DW: Rıza Sarraf ile ilgili nasıl bir gözleminiz oldu bugün mahkemede?
Özcan: Genel bir gözlem olarak şunu söyleyebilirim. Kefalet talebinin reddedilmesi sonrasında, sadece bir kişisel gözlem olarak, Rıza Sarraf'ın 2 Haziran'daki bir önceki duruşmaya nazaran daha moralsiz olduğu, daha fazla kilo verdiği, yani görüntü olarak da ciddi sıkıntılı bir süreçte olduğu görülüyordu. Ayrıca geçen davada kendisine destek olmaya gelen arkadaşlarının bazıları bu sefer gelmedi. Yine ailesinden de kimse yoktu. Türkiye'deki avukatı ve İran asıllı iki arkadaşı vardı. Bugünkü kısa celseyle ilgili paylaşabileceğim kısa izlenimler böyle.
DW: Bu gözlemlere dayanarak Rıza Sarraf açısından duruşma sürecinin iyi yönde gitmediği söylenebilir, öyleyse?

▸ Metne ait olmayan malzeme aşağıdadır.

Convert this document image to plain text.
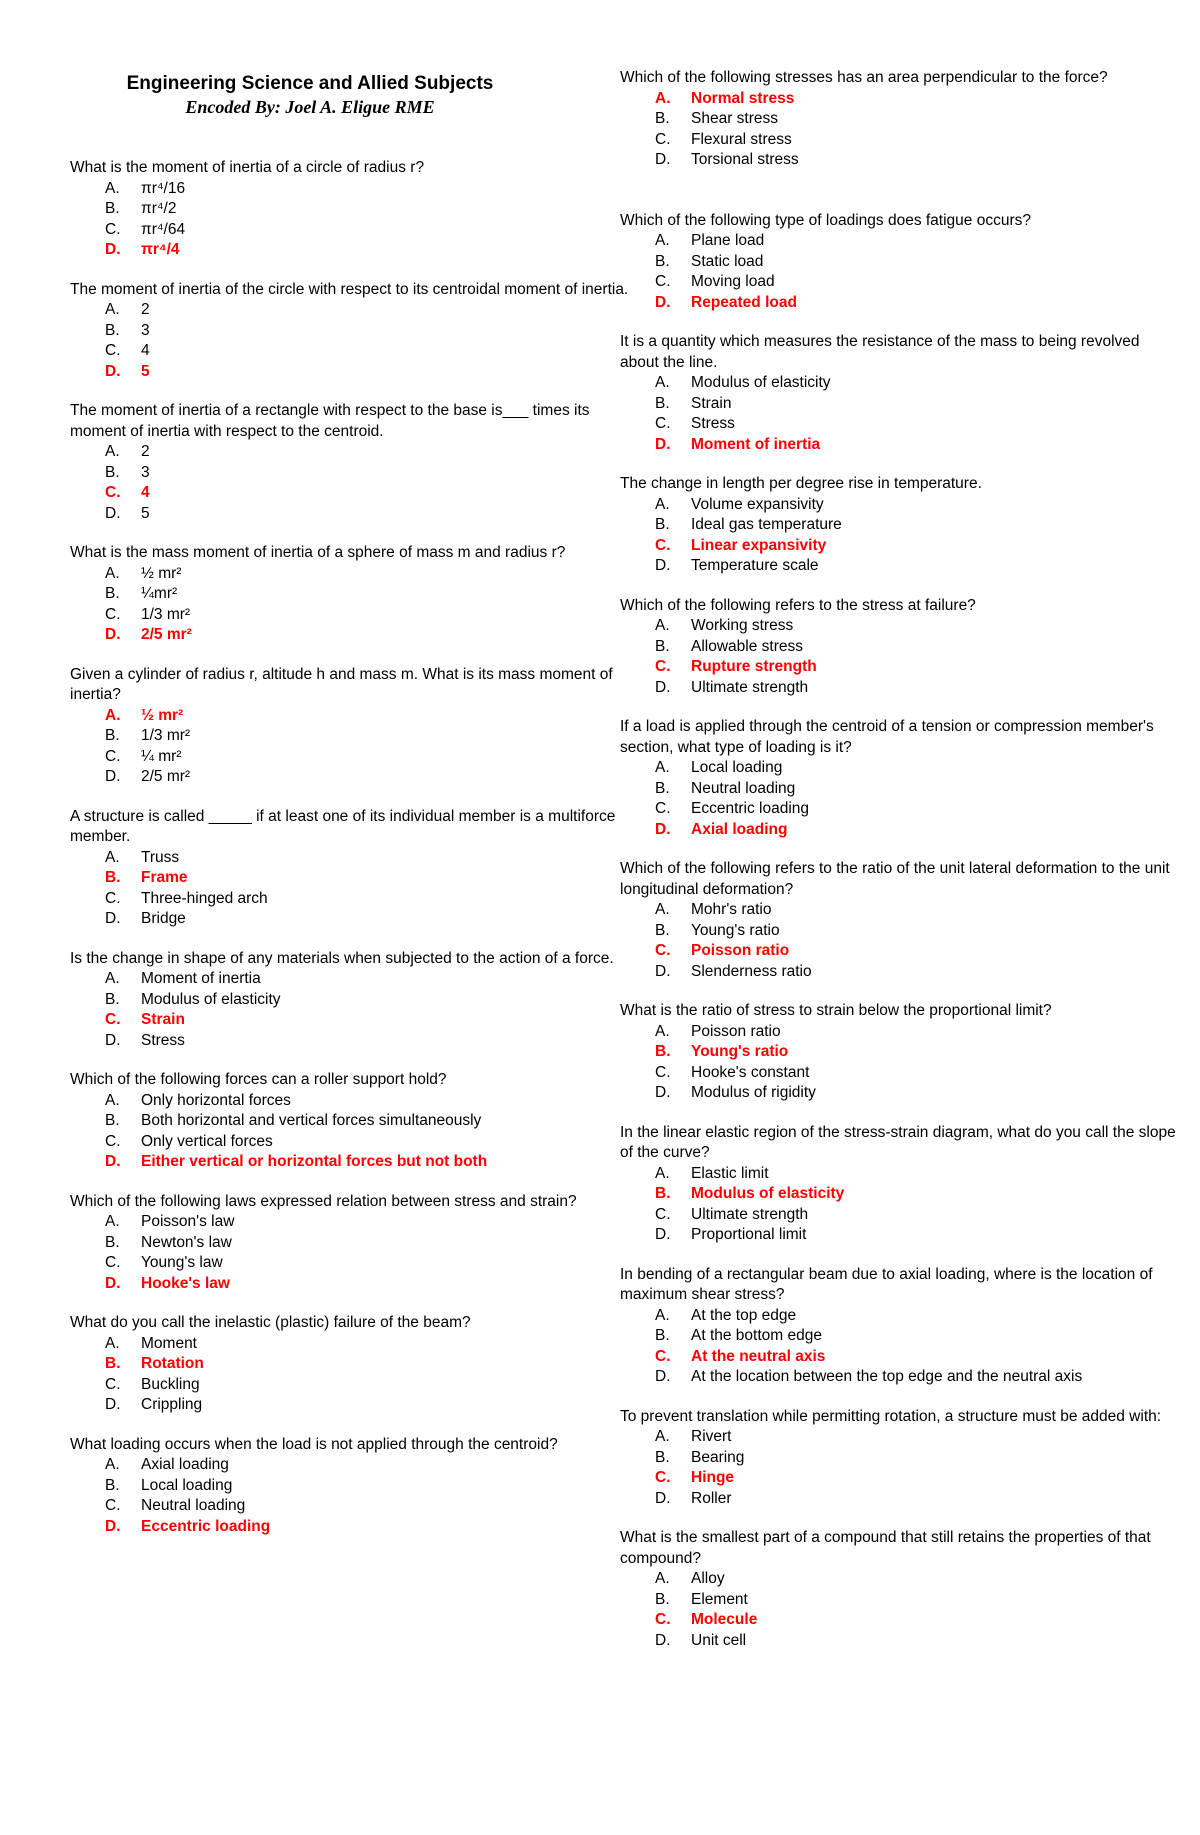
Engineering Science and Allied Subjects
Encoded By: Joel A. Eligue RME
What is the moment of inertia of a circle of radius r?
A.	πr⁴/16
B.	πr⁴/2
C.	πr⁴/64
D.	πr⁴/4
The moment of inertia of the circle with respect to its centroidal moment of inertia.
A.	2
B.	3
C.	4
D.	5
The moment of inertia of a rectangle with respect to the base is___ times its moment of inertia with respect to the centroid.
A.	2
B.	3
C.	4
D.	5
What is the mass moment of inertia of a sphere of mass m and radius r?
A.	½ mr²
B.	¼mr²
C.	1/3 mr²
D.	2/5 mr²
Given a cylinder of radius r, altitude h and mass m. What is its mass moment of inertia?
A.	½ mr²
B.	1/3 mr²
C.	¼ mr²
D.	2/5 mr²
A structure is called _____ if at least one of its individual member is a multiforce member.
A.	Truss
B.	Frame
C.	Three-hinged arch
D.	Bridge
Is the change in shape of any materials when subjected to the action of a force.
A.	Moment of inertia
B.	Modulus of elasticity
C.	Strain
D.	Stress
Which of the following forces can a roller support hold?
A.	Only horizontal forces
B.	Both horizontal and vertical forces simultaneously
C.	Only vertical forces
D.	Either vertical or horizontal forces but not both
Which of the following laws expressed relation between stress and strain?
A.	Poisson's law
B.	Newton's law
C.	Young's law
D.	Hooke's law
What do you call the inelastic (plastic) failure of the beam?
A.	Moment
B.	Rotation
C.	Buckling
D.	Crippling
What loading occurs when the load is not applied through the centroid?
A.	Axial loading
B.	Local loading
C.	Neutral loading
D.	Eccentric loading
Which of the following stresses has an area perpendicular to the force?
A.	Normal stress
B.	Shear stress
C.	Flexural stress
D.	Torsional stress
Which of the following type of loadings does fatigue occurs?
A.	Plane load
B.	Static load
C.	Moving load
D.	Repeated load
It is a quantity which measures the resistance of the mass to being revolved about the line.
A.	Modulus of elasticity
B.	Strain
C.	Stress
D.	Moment of inertia
The change in length per degree rise in temperature.
A.	Volume expansivity
B.	Ideal gas temperature
C.	Linear expansivity
D.	Temperature scale
Which of the following refers to the stress at failure?
A.	Working stress
B.	Allowable stress
C.	Rupture strength
D.	Ultimate strength
If a load is applied through the centroid of a tension or compression member's section, what type of loading is it?
A.	Local loading
B.	Neutral loading
C.	Eccentric loading
D.	Axial loading
Which of the following refers to the ratio of the unit lateral deformation to the unit longitudinal deformation?
A.	Mohr's ratio
B.	Young's ratio
C.	Poisson ratio
D.	Slenderness ratio
What is the ratio of stress to strain below the proportional limit?
A.	Poisson ratio
B.	Young's ratio
C.	Hooke's constant
D.	Modulus of rigidity
In the linear elastic region of the stress-strain diagram, what do you call the slope of the curve?
A.	Elastic limit
B.	Modulus of elasticity
C.	Ultimate strength
D.	Proportional limit
In bending of a rectangular beam due to axial loading, where is the location of maximum shear stress?
A.	At the top edge
B.	At the bottom edge
C.	At the neutral axis
D.	At the location between the top edge and the neutral axis
To prevent translation while permitting rotation, a structure must be added with:
A.	Rivert
B.	Bearing
C.	Hinge
D.	Roller
What is the smallest part of a compound that still retains the properties of that compound?
A.	Alloy
B.	Element
C.	Molecule
D.	Unit cell
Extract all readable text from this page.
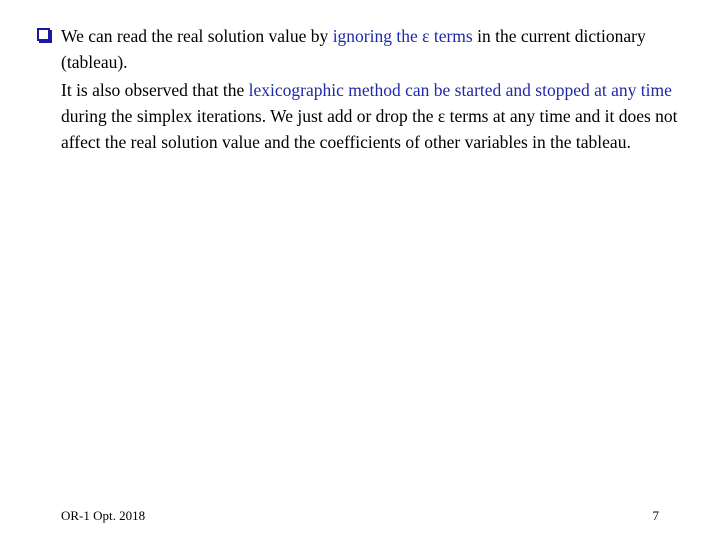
We can read the real solution value by ignoring the ε terms in the current dictionary (tableau).

It is also observed that the lexicographic method can be started and stopped at any time during the simplex iterations. We just add or drop the ε terms at any time and it does not affect the real solution value and the coefficients of other variables in the tableau.

OR-1 Opt. 2018	7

Özcan: Evet, yani kefalet talebinin reddedilmesi tabii ki ciddi bir moral bozukluğu oldu. Ki hem savcılık makamı hem de Rıza Sarraf'ın avukatları karşılıklı çok ciddi argümanlar ortaya koydular. Ama Rıza Sarraf'ın kaçma riskinin çok yüksek olduğu konusunda savcılık makamı hâkimi ikna etmiş gözüküyor.